Any PC user is familiar with the frequent interruption and nuisance caused by update notifications. You’re probably so used to dismissing them by now that it has become a reflex action. However, those updates are essential for your device’s productivity and security. Ignoring these updates only slows down and jeopardizes your device.

Automatic updates

There are two ways to install these updates: automatic and manual. Automatic updates seem like the obvious choice because of how handy they are. All modern operating systems have the option for automatic updates. You can simply set your device to update automatically every time there’s a new patch or update without having to think twice about it. As perfect as it might seem, the automatic update system has its drawbacks and can even cause more harm than good.

Drawbacks of Automatic Updates

  • Updates are not guaranteed for all the software on your system. Some applications may not have an auto-update facility. As a result, they get left out of patches. Thus, automatic updates can create a false sense of security.
  • Manual updates are needed for firmware and special types of files.
  • Updates that haven’t been properly vetted can cause serious problems.
  • Updates can take long to download and install, leading to significant downtime.

Managed Updates

To safeguard yourself against these issues and to ensure efficient, up-to-date systems, it’s important to have a comprehensive plan for updates. A routine management strategy for testing and deploying updates can save you from a lot of frustration and security vulnerabilities. You can manage updates manually or by using group policy or use management tools for large organizations. Begin by having an update policy.

Update Policy

An update policy ensures efficient, predictable update processes. This can help users avoid downtime by planning their work and incorporating updates during inactive times. It also sets protocols in place for dealing with unexpected issues, including rolling back failed updates. The policy addresses several types of updates, like Patch Tuesdays, firmware updates, and feature updates.

In order to generate an update policy, consider the following aspects:

  • When to install monthly updates: Monthly cumulative security and reliability updates are downloaded and installed within 24 hours of their release on Patch Tuesday. You can also defer these updates for up to 30 days. This gives you time to test the update for compatibility and not simply to procrastinate.
  • Restarting PCs to complete installation of updates: Most updates require a restart to finish installation, and usually, this takes place outside of the Active Hours setting of 8 am-5 pm. However, if your active hours differ, you can change the setting to an interval that suits you, up to 18 hours.
  • Pending updates and restart notifications: Users have limited control over these settings. However, more options are available using Group Policy settings.
  • Out-of-brand updates: Sometimes, Microsoft releases security updates outside of normal Patch Tuesdays. Make sure you have a plan regarding these infrequent updates.
  • Update failures: Have a plan to deal with a situation in which an update fails to install or causes problems.

Managing Manual Updates

Small businesses, including individual-run businesses, can configure Windows Update manually. Just go to Settings > Update & Security > Windows Update.

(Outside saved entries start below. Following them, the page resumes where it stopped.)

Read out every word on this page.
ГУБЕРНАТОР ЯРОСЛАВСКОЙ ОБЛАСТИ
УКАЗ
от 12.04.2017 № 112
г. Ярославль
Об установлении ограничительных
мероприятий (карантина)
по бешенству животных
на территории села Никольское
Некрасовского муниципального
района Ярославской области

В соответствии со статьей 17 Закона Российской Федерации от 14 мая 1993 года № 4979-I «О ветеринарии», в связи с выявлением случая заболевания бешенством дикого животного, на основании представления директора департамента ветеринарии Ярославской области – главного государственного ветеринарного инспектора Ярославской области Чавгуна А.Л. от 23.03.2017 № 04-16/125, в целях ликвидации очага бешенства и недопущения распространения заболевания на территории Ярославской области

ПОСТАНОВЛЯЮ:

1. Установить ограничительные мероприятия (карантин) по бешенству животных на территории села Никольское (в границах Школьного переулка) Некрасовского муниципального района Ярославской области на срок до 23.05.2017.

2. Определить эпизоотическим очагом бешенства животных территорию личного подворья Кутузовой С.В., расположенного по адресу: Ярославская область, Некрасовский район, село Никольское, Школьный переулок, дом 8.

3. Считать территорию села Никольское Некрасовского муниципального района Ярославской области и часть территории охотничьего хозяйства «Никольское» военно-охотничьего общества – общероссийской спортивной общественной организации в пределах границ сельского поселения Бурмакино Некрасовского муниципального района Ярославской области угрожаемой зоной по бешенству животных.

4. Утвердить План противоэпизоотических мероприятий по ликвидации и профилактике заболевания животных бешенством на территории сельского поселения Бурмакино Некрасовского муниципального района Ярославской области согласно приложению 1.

You can select the Change Active Hours option to schedule restarts that will help you avoid downtime. You can also go to Advanced Options and regulate the settings under Choose When Updates Are Installed.

Feature updates can be deferred by a maximum of 365 days, and monthly updates can be deferred by 30 days. For version 2004 and later, these options are not available. You need to adjust Group Policy settings to adjust delays in installations.

Managing Updates Using Group Policy

All of the manual settings can be applied using Group Policy, and it enables you to go beyond what’s available in Settings. These policies are almost exclusively available for Windows 10. You can check out the Windows Update for the Business feature in Computer Configuration. With this feature, you can:

  • Choose a servicing channel and set delays for feature updates.
  • Set delays for quality updates.
  • Manage preview builds.
  • Choose a specific feature update version for subsequent scans.

Additional configurations include:

  • Remove user access from the “pause updates” feature to avoid interference with the installation.
  • Prevent users from changing any Windows Update settings.
  • Allow updates to be downloaded automatically or on devices using a metered connection.
  • Prevent Windows Update from installing device drivers.

Conclusion

While automatic updates may seem like a quick fix to newly discovered performance and security issues, they are not perfect. If handled incorrectly, automatic updates can wreak havoc. Managed updates, on the other hand, strike a balance between staying up-to-date and avoiding chaos. Thus, the wise choice would be to make some effort for your system’s health and manage your updates.